Electronic properties of D4h d9 complexes through a crystal-field model: an appraisal

The crystal-field model recently used by Huang et al. [J. Phys. Chem. Solids 64 (2003) 523] for explaining some optical transitions and the g and hyperfine tensors of the CuCl42− unit placed in K2PdCl4 is critically reviewed. It is firstly pointed out that using accurate 〈r4〉0=2.7 a.u. and 〈r2〉0=1.0 a.u. values for free Cu2+ the d–d transitions of CuCl42− calculated in a rigorous crystal-field framework are much smaller than experimental ones.

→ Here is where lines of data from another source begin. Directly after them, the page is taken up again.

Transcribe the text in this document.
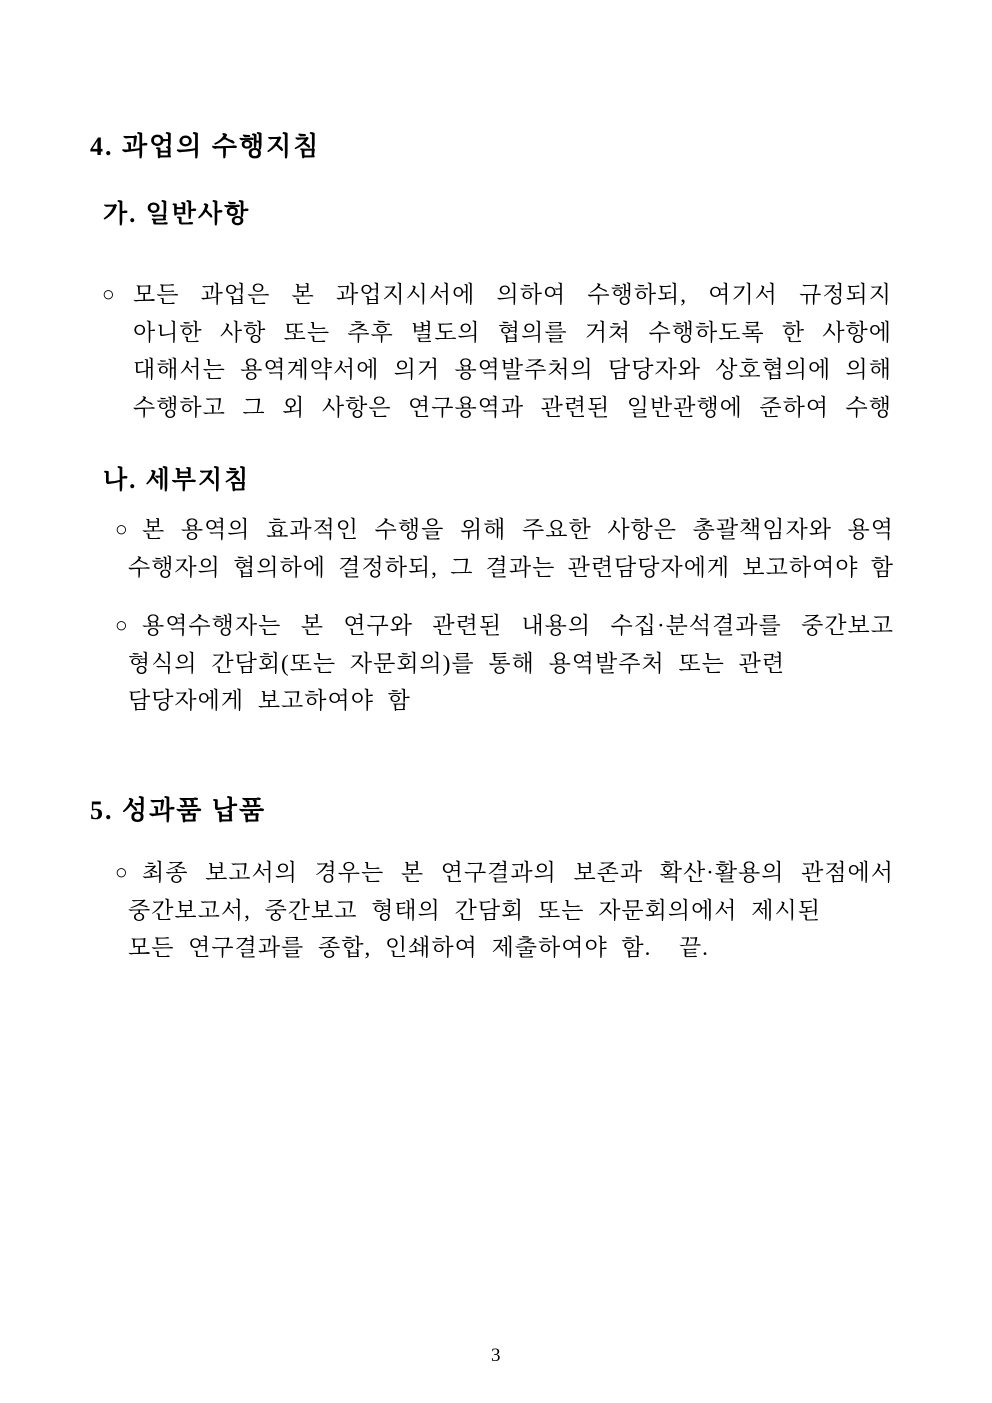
4. 과업의 수행지침
가. 일반사항
○ 모든 과업은 본 과업지시서에 의하여 수행하되, 여기서 규정되지
아니한 사항 또는 추후 별도의 협의를 거쳐 수행하도록 한 사항에
대해서는 용역계약서에 의거 용역발주처의 담당자와 상호협의에 의해
수행하고 그 외 사항은 연구용역과 관련된 일반관행에 준하여 수행
나. 세부지침
○ 본 용역의 효과적인 수행을 위해 주요한 사항은 총괄책임자와 용역
수행자의 협의하에 결정하되, 그 결과는 관련담당자에게 보고하여야 함
○ 용역수행자는 본 연구와 관련된 내용의 수집·분석결과를 중간보고
형식의 간담회(또는 자문회의)를 통해 용역발주처 또는 관련
담당자에게 보고하여야 함
5. 성과품 납품
○ 최종 보고서의 경우는 본 연구결과의 보존과 확산·활용의 관점에서
중간보고서, 중간보고 형태의 간담회 또는 자문회의에서 제시된
모든 연구결과를 종합, 인쇄하여 제출하여야 함.  끝.
3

The agreement with experimental values when an approximated 3d wavefunction is used (leading to 〈r4〉0=44.8 a.u. should then be taken as meaningless. The neglect of charge transfer (CT) transitions for explaining the experimental EPR parameters is shown to be against the onset of these excitations in CuCl42− observed at about 25,000 cm−1 and the 40% delocalization of the unpaired electron in the b1g (≈x2−y2) level. Finally it is pointed out that the experimental g tensor for similar units like AgBr64− or CuBr42− involving a higher covalency cannot be explained by a model where the contribution of CT transitions and ligand spin–orbit coupling is ignored.